I enjoyed Clavell's books quite a bit when I read them, so I consider him a good writer. What I know about Rand tho is that she was quite the dummy (starting from naming her very subjective "philosophy" objectivism). Her books have typically been described as hollow (haven't read any and don't intend to). So it's somewhat disappointing to see Clavell admiring her.

By randian perspective I mean reading the books while particularly focusing on themes of liberalism, individualism and the like. Of which there is certainly plenty, but not limited to.

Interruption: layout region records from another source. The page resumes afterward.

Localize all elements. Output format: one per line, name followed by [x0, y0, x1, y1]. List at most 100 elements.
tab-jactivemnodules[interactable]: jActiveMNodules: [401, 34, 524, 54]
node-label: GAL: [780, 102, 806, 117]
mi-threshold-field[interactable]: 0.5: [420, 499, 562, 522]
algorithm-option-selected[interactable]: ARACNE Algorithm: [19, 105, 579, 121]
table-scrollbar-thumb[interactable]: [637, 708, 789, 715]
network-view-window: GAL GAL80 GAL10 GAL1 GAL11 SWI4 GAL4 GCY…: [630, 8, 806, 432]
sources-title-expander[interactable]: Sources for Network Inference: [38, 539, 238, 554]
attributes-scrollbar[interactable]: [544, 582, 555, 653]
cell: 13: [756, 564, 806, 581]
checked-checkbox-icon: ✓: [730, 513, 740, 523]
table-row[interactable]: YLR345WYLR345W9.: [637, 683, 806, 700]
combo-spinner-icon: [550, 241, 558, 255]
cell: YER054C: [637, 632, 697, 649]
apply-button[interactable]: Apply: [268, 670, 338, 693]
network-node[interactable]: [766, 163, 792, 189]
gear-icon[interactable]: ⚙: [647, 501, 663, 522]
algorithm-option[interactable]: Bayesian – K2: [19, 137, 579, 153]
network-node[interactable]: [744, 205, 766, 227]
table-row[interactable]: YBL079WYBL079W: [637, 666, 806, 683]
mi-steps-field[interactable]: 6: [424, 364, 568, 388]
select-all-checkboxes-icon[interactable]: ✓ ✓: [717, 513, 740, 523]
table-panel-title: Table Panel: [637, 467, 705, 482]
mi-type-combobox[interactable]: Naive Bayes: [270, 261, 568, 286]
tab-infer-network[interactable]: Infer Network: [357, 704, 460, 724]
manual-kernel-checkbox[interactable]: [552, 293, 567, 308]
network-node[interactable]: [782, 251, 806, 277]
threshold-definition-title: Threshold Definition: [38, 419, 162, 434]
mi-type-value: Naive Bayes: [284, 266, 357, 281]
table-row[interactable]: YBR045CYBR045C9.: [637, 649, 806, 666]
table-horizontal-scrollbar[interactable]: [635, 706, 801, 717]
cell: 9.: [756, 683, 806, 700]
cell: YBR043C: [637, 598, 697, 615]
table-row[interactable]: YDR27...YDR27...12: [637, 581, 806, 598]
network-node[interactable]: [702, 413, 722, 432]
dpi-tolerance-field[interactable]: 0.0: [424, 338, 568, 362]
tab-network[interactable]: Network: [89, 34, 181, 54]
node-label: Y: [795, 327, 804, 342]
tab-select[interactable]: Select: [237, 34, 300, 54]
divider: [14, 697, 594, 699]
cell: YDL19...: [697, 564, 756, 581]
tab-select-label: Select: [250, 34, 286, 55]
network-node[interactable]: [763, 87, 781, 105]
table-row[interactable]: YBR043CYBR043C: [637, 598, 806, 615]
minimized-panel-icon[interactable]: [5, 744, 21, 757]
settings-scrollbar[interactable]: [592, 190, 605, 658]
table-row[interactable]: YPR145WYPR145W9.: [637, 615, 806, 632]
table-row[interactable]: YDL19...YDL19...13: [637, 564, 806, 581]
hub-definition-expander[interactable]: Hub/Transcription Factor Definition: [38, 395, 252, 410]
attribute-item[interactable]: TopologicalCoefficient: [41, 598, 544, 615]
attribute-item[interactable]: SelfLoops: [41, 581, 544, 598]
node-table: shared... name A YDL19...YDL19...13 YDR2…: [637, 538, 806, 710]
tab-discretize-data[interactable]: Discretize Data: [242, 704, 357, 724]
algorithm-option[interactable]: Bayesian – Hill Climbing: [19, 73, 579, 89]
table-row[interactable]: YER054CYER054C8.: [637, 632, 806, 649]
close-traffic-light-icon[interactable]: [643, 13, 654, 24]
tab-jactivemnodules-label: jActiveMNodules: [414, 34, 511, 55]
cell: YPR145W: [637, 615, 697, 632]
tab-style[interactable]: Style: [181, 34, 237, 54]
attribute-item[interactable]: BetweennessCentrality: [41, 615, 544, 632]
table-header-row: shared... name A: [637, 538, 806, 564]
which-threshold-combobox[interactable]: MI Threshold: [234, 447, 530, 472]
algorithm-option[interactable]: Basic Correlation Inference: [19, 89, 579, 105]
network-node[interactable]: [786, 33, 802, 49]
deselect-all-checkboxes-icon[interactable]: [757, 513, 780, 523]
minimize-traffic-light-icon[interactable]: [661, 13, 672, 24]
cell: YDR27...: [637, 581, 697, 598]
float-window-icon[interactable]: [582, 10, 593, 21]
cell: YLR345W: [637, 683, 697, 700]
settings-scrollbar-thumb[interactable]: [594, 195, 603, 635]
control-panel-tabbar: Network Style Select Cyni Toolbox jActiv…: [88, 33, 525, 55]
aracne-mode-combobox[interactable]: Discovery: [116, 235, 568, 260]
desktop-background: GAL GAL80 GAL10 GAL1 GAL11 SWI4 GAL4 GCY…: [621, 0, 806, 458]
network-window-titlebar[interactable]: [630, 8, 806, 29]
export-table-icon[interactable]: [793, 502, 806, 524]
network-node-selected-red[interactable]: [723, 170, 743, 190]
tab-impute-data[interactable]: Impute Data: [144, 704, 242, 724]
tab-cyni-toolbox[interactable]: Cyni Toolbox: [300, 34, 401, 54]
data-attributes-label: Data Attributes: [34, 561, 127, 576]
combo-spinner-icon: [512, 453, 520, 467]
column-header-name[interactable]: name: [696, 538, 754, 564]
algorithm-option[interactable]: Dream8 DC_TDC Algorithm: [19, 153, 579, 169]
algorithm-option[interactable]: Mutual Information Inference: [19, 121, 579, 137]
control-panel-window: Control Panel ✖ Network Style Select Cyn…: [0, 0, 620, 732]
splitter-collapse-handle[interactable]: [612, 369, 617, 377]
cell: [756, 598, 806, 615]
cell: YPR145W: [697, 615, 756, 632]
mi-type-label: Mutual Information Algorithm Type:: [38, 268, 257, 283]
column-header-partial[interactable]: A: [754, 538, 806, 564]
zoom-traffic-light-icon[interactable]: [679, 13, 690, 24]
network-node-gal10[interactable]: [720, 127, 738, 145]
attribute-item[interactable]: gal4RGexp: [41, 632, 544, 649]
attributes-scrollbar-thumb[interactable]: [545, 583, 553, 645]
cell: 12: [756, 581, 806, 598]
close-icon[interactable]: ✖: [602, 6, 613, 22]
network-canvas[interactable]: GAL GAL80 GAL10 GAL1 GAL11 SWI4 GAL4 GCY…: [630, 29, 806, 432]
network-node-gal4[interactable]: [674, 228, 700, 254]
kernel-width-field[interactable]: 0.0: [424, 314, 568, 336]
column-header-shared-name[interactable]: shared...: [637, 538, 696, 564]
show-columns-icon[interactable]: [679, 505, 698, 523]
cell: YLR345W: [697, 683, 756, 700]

Atlas Shrugged was her objectivist/philosophy of selfishness novel and it's a terribly wooden and poorly written work of literature. The Fountainhead and Anthem were both written before the formalizing of objectivism and are much more philosophical novels of individualism. While Anthem does lean a little towards her philosophy of selfishness called "objectivism", The Fountainhead is almost completely absent of this. It is the most similar to Clavell's novels, in the way of it's individualist protagonist. Running themes in it include shirking of orthodoxy and cultural norms, and finding success against the odds to achieve lofty unorthodox individual goals, despite much easier orthodox life paths existing. I find it somewhat bewildering that it is sometimes referred to as a conservative novel when a running theme of the novel is to cast away conservative tradition in pursuit of the new progress, as is done by the iconoclastic protagonist.